STUDY: New Novartis Heart Failure Drug to Revolutionize Treatment
A new heart failure medication from Novartis could replace drugs that have been vital to treating heart failure after lowering the chances of death or hospitalization by about 20 percent in a study.
The experimental drug, currently known as LCZ696, boosted the hopes of doctors as the treatment could quickly change care for more than half of the 6 million Americans and 24 million people worldwide who suffer from heart failure.

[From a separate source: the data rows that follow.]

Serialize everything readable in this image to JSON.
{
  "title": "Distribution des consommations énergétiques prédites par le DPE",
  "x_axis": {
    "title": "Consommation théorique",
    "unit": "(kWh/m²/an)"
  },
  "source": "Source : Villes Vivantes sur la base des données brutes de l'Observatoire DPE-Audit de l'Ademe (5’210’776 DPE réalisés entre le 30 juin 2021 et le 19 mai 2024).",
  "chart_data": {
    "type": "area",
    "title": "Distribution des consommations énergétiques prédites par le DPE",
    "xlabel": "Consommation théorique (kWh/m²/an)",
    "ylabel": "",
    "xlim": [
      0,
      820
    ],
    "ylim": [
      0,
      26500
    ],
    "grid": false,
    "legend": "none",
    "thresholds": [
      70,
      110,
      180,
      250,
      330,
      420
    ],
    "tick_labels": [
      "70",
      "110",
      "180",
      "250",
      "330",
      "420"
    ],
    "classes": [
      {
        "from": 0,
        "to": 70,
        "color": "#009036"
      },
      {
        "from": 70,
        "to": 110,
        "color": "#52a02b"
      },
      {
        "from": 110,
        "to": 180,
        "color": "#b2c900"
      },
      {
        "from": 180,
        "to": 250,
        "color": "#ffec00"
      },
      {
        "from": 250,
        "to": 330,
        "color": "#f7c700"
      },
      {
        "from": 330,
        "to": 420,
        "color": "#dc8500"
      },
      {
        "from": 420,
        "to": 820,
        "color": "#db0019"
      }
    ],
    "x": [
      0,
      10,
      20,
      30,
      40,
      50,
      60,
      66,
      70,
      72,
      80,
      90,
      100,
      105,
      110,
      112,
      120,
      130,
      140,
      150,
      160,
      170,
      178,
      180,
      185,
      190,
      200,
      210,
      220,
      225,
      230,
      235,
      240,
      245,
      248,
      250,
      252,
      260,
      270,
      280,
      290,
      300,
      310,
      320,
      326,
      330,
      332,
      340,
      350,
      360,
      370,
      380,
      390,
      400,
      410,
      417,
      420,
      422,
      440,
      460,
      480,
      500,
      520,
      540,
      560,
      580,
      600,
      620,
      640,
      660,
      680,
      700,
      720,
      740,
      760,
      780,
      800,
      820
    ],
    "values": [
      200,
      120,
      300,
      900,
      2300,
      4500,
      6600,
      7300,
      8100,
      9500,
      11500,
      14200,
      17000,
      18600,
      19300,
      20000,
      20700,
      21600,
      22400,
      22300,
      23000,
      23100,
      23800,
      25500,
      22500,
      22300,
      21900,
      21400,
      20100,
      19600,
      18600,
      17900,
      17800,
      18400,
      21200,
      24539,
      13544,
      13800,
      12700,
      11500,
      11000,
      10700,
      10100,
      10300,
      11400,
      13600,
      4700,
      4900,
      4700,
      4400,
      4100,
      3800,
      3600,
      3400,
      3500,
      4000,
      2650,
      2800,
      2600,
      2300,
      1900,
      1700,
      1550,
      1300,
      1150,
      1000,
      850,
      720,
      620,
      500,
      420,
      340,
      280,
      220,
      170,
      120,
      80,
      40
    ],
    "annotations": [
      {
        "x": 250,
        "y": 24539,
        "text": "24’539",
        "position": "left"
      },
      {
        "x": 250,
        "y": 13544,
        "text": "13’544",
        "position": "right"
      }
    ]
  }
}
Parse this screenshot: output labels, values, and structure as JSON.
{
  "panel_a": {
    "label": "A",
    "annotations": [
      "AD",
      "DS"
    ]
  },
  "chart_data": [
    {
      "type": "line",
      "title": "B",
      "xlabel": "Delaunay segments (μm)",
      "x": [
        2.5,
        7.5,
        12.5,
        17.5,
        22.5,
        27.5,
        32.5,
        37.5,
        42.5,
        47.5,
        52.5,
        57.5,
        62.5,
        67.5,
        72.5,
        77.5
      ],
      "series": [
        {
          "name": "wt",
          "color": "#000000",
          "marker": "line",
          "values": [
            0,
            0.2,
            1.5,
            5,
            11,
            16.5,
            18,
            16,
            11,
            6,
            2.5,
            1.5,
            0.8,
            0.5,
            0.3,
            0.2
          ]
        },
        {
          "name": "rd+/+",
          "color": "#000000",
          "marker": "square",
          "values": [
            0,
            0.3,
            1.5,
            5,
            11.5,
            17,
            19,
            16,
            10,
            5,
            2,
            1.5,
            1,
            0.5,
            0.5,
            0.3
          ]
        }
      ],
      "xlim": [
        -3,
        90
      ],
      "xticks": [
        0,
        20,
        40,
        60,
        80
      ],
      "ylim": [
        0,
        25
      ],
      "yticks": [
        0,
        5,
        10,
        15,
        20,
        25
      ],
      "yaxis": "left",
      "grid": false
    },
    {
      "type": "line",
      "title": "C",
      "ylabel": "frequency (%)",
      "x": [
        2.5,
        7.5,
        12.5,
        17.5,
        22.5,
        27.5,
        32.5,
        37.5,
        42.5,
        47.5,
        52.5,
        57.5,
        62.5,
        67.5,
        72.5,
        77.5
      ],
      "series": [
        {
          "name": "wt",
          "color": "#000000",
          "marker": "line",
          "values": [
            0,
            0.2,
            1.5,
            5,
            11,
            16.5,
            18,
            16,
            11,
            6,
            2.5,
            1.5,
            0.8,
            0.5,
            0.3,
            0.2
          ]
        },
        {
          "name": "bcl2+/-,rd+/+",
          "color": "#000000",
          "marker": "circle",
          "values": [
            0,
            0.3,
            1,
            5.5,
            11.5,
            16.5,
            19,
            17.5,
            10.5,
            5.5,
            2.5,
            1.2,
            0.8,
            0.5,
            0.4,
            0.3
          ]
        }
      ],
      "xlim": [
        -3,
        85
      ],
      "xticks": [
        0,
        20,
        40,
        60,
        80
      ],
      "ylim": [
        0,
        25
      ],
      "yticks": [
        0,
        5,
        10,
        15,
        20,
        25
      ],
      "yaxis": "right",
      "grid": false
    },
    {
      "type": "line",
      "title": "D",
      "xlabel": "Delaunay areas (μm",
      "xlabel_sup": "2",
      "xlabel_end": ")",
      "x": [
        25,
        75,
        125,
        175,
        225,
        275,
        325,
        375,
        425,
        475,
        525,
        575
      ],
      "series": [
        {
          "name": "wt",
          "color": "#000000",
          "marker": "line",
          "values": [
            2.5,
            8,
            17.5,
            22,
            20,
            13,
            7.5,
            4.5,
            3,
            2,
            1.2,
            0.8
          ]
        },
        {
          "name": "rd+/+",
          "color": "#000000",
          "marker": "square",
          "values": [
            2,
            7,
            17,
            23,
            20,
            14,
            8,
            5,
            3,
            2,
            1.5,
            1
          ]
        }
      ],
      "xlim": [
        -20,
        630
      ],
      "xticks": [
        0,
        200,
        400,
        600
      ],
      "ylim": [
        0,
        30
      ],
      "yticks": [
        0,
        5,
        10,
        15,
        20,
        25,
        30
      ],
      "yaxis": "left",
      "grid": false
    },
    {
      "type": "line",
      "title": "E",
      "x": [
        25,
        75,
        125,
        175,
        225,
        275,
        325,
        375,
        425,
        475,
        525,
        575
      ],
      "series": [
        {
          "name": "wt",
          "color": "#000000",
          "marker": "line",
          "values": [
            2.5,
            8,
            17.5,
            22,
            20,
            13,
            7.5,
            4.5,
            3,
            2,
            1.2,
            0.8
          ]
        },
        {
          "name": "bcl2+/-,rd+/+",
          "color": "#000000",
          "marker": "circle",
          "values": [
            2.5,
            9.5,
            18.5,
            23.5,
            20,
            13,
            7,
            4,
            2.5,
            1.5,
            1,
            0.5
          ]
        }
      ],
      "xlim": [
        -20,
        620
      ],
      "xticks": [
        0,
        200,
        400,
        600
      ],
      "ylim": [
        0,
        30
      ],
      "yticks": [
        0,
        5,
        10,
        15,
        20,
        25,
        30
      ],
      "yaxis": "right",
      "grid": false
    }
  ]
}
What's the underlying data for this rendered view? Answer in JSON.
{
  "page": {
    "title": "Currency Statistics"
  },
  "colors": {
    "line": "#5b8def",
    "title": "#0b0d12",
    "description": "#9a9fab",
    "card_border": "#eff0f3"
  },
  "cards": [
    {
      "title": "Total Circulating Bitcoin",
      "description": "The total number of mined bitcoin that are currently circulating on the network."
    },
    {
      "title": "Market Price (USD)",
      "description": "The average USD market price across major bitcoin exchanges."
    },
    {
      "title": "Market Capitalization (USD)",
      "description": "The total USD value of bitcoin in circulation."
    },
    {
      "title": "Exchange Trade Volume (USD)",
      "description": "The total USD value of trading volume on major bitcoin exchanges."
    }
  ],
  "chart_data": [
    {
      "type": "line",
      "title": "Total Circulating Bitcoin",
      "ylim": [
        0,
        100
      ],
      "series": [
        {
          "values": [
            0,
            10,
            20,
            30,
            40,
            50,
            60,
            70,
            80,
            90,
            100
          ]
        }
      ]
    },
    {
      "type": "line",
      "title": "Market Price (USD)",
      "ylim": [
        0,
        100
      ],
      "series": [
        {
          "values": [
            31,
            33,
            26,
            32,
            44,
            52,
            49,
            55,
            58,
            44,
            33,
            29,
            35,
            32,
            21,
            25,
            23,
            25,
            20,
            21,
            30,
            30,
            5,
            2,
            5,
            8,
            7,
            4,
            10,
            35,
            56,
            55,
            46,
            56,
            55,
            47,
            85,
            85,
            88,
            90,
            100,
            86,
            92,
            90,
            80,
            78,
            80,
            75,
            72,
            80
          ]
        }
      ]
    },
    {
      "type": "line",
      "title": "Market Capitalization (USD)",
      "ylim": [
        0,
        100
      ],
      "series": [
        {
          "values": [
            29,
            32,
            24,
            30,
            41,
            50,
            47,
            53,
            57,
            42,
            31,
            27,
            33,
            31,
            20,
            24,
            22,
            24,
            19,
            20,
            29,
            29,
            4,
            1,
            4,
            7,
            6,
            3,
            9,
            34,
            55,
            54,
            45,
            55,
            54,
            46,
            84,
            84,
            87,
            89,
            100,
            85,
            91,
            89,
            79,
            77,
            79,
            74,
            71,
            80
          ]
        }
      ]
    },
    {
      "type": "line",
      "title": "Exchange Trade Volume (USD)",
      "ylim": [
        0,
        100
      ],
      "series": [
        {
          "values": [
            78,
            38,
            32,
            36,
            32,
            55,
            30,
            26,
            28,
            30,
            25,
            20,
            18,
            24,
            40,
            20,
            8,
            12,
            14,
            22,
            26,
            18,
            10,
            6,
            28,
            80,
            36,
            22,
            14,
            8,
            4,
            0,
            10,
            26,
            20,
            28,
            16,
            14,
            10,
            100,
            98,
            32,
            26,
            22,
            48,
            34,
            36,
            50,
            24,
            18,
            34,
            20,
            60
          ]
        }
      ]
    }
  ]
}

“By demonstrating a very significant reduction in cardiovascular deaths while improving quality of life, Novartis’ new heart failure medicine, LCZ696, represents one of the most important cardiology advances of the last decade,” said David Epstein, Division Head, Novartis Pharmaceuticals.
“Given the survival advantage of LCZ696 over currently available drugs, once this drug becomes available, it would be difficult to understand why physicians would continue to use traditional (drugs) ... for the treatment of heart failure,” Milton Packer of the University of Texas told Reuters.
The study involved nearly 8,500 individuals in 47 countries and is regarded as one of the largest studies done on heart failure to date. Independent monitors stopped the study early five months ago because of the overwhelmingly positive benefits to patients.
The drug, which was tested against enalapril, resulted in patients being 20 percent less likely than those on enalapril to die of cardiovascular causes and were also 21 percent less likely to be admitted to a hospital. The results of the study were disclosed at a European Society of Cardiology conference in Barcelona, Spain and published online by the New England Journal of Medicine.
LCZ696 is a twice-a-day pill combination of two medicines that block the effects of substances that harm the heart while also preserving ones that help protect it.
Novartis will seek approval for the drug by the end of this year in the United States and early next year in Europe.